The Broadcasting Years

 

Southern began transmission in August 1958 from a converted plaza cinema in Southampton. This was a temporary home as a new complex was under construction in Northam, Southampton which the company retained until the end of its broadcasting period in 1981. The Dover VHF transmitter came into service in January 1960 providing viewers in Kent and East Sussex with Southern's service.

In 1961 a further studio was established in Dover to serve the South Eastern part of the region. The south east region was not originally part of Southern's franchise and was advertised by the ITA separately. Southern had this added to its broadcast area mainly because of it's commitment to build the Dover studio to provide a local news opt-out for viewers in Kent.

In 1968 the main studio complex in Northam was expanded in readiness for colour and the ITA commenced construction of the five main transmitters for the colour service:-

Rowridge and Dover (December 1969)

Hannington and Heathfield (November 1971)

Midhurst (December 1972)

The black and white 405 line service continued until the early eighties.

Right from the start, Southern identified it's region as being one in which an up-market approach was needed to gain viewers from the BBC, and programmes on the arts and items generally aimed at improving the quality of life for a diverse region featured prominently. This philosophy sporned the televising of selected Glyndebourne opera's and Jack Hargreaves Out of Town series.

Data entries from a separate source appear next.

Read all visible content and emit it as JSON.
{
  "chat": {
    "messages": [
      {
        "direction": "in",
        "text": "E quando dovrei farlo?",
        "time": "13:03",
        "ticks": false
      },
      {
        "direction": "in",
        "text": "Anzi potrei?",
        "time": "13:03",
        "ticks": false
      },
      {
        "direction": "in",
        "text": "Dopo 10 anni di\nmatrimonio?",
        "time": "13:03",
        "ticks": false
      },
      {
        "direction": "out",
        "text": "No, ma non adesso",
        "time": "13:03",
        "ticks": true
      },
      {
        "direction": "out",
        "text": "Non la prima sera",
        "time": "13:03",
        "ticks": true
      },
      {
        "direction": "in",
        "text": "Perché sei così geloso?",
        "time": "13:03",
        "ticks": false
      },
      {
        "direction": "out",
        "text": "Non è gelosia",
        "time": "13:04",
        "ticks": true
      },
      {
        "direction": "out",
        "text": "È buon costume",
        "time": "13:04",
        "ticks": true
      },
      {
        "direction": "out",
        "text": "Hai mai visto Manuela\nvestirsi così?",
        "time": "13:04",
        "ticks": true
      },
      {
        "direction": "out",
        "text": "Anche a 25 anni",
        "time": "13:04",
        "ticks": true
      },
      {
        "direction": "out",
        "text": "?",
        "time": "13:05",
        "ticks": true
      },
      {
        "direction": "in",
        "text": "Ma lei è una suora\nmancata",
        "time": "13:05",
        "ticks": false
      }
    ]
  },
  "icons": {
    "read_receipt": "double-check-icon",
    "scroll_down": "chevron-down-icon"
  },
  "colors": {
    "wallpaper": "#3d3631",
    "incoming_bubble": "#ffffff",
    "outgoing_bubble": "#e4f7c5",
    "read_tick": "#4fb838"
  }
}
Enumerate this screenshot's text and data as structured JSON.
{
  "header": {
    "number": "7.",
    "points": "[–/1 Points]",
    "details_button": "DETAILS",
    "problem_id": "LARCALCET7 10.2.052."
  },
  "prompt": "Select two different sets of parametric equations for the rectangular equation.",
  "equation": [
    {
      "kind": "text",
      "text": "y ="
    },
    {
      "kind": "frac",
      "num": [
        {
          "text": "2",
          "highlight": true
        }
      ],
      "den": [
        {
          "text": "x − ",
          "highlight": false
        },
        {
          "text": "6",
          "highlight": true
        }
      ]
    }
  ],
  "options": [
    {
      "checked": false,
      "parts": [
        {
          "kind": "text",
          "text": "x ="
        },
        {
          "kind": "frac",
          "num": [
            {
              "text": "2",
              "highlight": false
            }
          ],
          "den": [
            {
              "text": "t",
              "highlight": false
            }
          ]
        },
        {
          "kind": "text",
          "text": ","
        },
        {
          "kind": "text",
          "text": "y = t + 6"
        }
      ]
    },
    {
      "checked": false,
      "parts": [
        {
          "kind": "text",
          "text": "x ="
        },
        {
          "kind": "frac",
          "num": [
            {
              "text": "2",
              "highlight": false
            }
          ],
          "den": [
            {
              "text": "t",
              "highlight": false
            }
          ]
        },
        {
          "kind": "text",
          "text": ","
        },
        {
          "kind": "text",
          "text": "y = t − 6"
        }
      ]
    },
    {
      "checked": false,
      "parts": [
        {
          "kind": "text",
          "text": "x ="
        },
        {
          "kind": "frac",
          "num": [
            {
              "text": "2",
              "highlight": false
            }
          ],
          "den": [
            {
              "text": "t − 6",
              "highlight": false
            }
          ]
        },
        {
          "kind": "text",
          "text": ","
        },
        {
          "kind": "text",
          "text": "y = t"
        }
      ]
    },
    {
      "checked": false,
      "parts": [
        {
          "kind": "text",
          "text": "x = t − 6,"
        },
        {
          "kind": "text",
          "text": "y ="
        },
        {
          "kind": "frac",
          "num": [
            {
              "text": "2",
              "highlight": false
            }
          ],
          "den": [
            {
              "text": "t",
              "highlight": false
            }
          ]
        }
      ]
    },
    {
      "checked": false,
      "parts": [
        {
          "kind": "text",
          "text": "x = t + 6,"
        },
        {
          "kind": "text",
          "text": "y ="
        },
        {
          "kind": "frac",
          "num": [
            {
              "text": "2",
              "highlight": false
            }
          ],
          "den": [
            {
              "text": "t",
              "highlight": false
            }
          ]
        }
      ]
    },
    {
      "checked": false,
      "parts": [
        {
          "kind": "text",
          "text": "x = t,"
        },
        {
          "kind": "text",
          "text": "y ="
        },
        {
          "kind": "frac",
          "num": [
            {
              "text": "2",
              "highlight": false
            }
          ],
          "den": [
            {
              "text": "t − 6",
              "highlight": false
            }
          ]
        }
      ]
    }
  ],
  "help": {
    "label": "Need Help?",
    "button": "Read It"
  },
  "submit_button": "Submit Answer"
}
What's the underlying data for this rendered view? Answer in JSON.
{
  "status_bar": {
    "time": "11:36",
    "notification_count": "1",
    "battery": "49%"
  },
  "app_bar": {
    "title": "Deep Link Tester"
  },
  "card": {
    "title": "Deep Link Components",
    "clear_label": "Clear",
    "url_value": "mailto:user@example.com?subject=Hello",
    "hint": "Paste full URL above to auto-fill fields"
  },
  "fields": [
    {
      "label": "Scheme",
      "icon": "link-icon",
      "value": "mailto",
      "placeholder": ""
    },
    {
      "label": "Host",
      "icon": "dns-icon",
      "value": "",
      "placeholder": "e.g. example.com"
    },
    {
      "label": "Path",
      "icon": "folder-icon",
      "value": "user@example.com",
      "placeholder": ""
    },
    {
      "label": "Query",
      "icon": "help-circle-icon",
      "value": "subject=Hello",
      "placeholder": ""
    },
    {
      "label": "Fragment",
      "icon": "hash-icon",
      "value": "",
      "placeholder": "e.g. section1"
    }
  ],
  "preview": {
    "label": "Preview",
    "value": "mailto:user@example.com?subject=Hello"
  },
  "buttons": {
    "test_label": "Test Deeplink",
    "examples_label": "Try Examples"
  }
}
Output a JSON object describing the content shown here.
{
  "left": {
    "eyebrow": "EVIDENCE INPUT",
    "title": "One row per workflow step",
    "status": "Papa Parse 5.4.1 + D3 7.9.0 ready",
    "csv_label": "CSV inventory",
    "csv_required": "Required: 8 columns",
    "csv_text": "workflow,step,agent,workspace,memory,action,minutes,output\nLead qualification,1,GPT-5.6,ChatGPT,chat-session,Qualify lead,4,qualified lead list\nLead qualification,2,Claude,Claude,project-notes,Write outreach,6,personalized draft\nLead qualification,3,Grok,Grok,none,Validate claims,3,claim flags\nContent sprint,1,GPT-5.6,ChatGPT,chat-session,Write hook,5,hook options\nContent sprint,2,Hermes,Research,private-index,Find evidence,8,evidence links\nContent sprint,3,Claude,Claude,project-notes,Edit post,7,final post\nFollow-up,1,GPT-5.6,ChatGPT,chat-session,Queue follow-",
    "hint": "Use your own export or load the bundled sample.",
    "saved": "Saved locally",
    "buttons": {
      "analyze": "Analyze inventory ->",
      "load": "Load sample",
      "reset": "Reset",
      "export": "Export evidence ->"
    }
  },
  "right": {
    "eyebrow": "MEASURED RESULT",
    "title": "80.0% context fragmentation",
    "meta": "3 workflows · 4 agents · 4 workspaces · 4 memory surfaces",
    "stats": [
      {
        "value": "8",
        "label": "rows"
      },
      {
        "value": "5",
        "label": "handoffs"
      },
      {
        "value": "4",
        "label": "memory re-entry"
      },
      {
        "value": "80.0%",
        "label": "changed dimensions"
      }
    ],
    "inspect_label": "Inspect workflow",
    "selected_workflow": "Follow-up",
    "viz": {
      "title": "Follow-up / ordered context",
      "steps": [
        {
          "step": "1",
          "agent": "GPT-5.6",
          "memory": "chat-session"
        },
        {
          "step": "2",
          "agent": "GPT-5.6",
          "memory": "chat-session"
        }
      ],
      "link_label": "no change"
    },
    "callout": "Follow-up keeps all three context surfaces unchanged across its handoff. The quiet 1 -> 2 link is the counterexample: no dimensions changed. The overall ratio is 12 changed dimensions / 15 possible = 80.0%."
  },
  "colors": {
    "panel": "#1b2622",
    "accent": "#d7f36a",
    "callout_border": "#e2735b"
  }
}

Jack Hargreaves joined Southern before it went on air as a former broadcasting advisor to the national farmers union and eventually became controller of programmes. Although a respected presenter of Out of Town and the children’s strand "How" he was also instrumental in creating programmes for local viewers such as "Farm Progress" and the afternoon series "House Party".
Southern's flag ship local news programme was Day by Day which continued up until the franchise loss in December 1981.

 

Cliff Mitchelmore, Christopher Peacock and Trevor Baker

The eastern part of the region was served by the second half opt-out from Day by Day on Wednesday’s called Scene Mid-Week and a full programme in place of Day by Day on Friday's called Scene South East both produced from the Dover Studios.
As Southern's transmission area included much of the South Coast, the company had a unique asset, a floating OB unit called the Southerner was used to film events from local yacht races to Cowes Week.

The Southerner ( a former torpedo boat )

Although Southern Television had a prime franchise with high advertising revenues the company was always a minor player in the ITV network. It never gained the status of the bigger companies that dictated the Network primetime schedules ( Thames, LWT, ATV, Granada and Yorkshire) and therefore had to make programmes for a local audience with the hope of being able to offer them for network transmission. However, Southern was very good at making programmes for the gaps in the network schedule such as the Glyndebourne Opera's and children’s drama programmes such as Worzel Gummidge.

To offset this downside to their franchise position Southern formed SouthStar Ltd to sell their programmes to international markets and Southern Pictures Ltd to specialise in filmed drama productions such as "Winston Churchill, the Wilderness Years". This programme was pre-sold to international markets as well as being accepted for prime time transmission on the ITV network.